Kapıyı arkamızdan olabildiğince sessizce kapattım ve aşağı indik. Merdivenlerin, ayak altında yankılanan, içi boş çınlamalar yapan metalden ziyade, beton olduğu için minnettardım.

Merdivenlerin altında başka bir kapalı kapı vardı. Bu kapı, merdiven boşluğundaki tek ışık olan parlak ışık şeritleriyle çevrelenmişti. Kulağımı kapıya dayadım. Biri konuşuyordu.

Ne söylendiğini duyamadım ama en az iki kişi olduğunu söyleyebilirim. Karanlıkta kulaklarımız kapıya dayanmış, bu insanların geçeceği başka bir kapı olmasını umarak bekliyorduk.

Sesler azaldı ve durdu. Birkaç dakika boyunca sessizliği dinledikten sonra, gürültü beklentisiyle kapıyı araladım. Kapı sessizce açıldı.

Depo büyüklüğünde beton bir alandı. Fark ettiğim ilk şey, her biri yetişkin bir adamın sığacağı kadar, büyük olan sıra sıra cam tüpler.

Sadece, bu tüplerin içindekiler daha çok bükülmüş akrep meleklere benziyordu.

*

Sırtlarının kıvrımları boyunca katlanmış tüylü yusufçuk kanatlarıyla biraz melek gibi görünebilirler, ama öyle değiller. En azından, şimdiye kadar gördüğüm hiçbir melek gibi değiller. Görmek de istemezdim.

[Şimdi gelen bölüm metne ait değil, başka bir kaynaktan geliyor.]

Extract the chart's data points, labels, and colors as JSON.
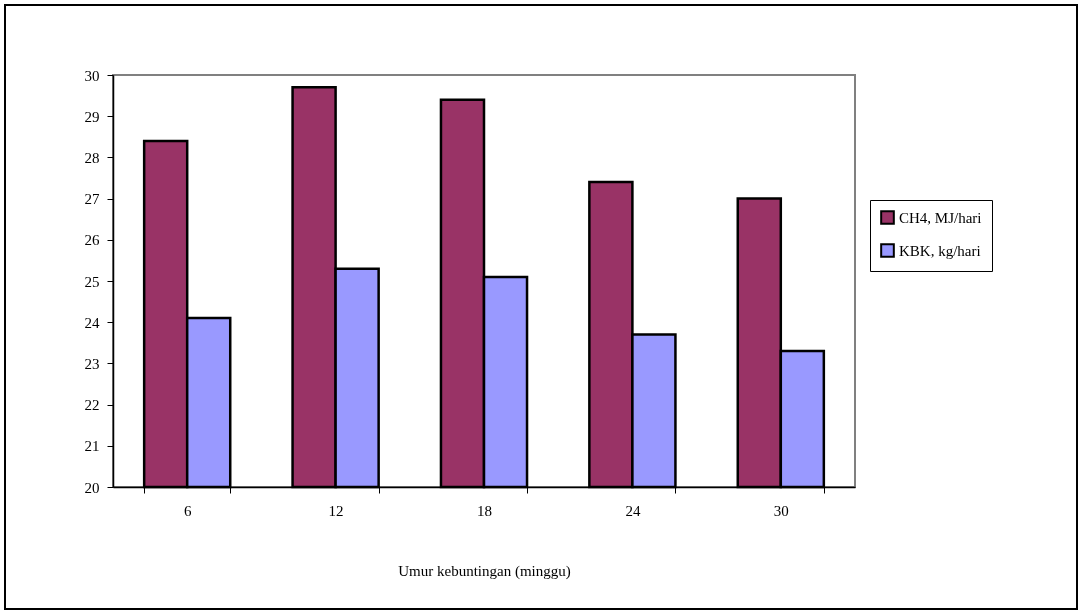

Onlar hakkında garip bir şey var. Berrak bir sıvı sütununda yüzüyorlar ve var olmaması gereken bir hayvanın bedensiz rahmine bakıyormuşum gibi hissettim.

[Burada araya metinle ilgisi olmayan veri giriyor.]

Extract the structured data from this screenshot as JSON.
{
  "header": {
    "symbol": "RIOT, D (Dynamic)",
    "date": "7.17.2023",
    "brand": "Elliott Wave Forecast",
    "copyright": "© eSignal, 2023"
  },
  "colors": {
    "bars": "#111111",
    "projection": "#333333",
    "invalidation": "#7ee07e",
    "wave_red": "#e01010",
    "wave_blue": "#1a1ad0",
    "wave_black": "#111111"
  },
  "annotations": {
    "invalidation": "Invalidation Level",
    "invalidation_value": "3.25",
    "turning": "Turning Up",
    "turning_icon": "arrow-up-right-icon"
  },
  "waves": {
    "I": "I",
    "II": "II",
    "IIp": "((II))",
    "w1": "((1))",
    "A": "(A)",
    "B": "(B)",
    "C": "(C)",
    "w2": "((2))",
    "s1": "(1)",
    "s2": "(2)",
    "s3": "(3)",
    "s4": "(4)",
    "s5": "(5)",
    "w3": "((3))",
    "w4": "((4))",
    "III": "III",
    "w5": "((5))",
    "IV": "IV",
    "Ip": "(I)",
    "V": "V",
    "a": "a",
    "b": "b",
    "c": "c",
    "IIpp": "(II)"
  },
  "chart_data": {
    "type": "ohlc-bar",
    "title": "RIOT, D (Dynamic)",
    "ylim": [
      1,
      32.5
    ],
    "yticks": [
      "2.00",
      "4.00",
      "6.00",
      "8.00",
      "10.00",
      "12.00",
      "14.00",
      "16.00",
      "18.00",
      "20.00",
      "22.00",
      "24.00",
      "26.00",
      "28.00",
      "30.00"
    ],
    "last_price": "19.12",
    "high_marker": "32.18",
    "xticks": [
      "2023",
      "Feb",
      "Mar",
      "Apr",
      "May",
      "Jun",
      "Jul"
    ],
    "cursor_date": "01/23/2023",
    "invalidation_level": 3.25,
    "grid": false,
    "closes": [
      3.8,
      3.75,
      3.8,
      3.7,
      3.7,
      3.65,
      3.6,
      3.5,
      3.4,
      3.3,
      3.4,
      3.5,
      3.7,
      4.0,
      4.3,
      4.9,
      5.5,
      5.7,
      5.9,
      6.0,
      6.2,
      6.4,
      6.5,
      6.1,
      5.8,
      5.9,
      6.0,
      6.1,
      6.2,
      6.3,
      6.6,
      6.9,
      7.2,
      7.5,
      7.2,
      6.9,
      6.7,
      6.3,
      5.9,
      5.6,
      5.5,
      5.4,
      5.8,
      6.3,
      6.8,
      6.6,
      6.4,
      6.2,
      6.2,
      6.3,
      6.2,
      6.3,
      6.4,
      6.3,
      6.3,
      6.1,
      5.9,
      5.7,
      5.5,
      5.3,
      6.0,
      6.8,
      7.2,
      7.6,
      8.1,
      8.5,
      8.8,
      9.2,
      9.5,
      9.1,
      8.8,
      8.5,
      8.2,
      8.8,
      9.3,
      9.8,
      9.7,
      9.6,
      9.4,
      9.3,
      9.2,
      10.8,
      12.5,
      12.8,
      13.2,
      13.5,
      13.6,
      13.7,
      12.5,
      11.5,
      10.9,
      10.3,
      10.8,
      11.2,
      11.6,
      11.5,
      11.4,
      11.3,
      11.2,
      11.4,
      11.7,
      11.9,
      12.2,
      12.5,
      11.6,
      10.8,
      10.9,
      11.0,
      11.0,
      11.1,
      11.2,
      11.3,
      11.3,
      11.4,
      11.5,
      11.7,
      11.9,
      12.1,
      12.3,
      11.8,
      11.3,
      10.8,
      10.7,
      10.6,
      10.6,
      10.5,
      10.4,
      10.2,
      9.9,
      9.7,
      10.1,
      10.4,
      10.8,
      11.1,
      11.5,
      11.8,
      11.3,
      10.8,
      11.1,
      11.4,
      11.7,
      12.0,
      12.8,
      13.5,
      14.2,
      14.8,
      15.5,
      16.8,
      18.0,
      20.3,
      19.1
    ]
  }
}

Bazıları, cenin pozisyonunda kıvrılmış olmalarına rağmen kaslarıyla şişkin, iri adam büyüklüğündeydi.

 Diğerleri sanki hayatta kalmak için mücadele ediyormuş gibi daha küçüktü. Birkaçı parmaklarını emiyor gibi görünüyordu. Bu hareket insanlık özelliği olduğundan rahatsız ediciydi.

Önden insan gibi görünüyorlardı ama arkadan ve yandan bakıldığında tamamen uzaylı gibi görünüyorlar. Dolgun akrep kuyrukları, başlarının üzerinde kıvrılmıştı. Ucunda delmeye hazır, iğnemsi bir şey vardı. O kuyrukların görüntüsü kabuslarımdan fırlamış gibiydi, bir an titredim.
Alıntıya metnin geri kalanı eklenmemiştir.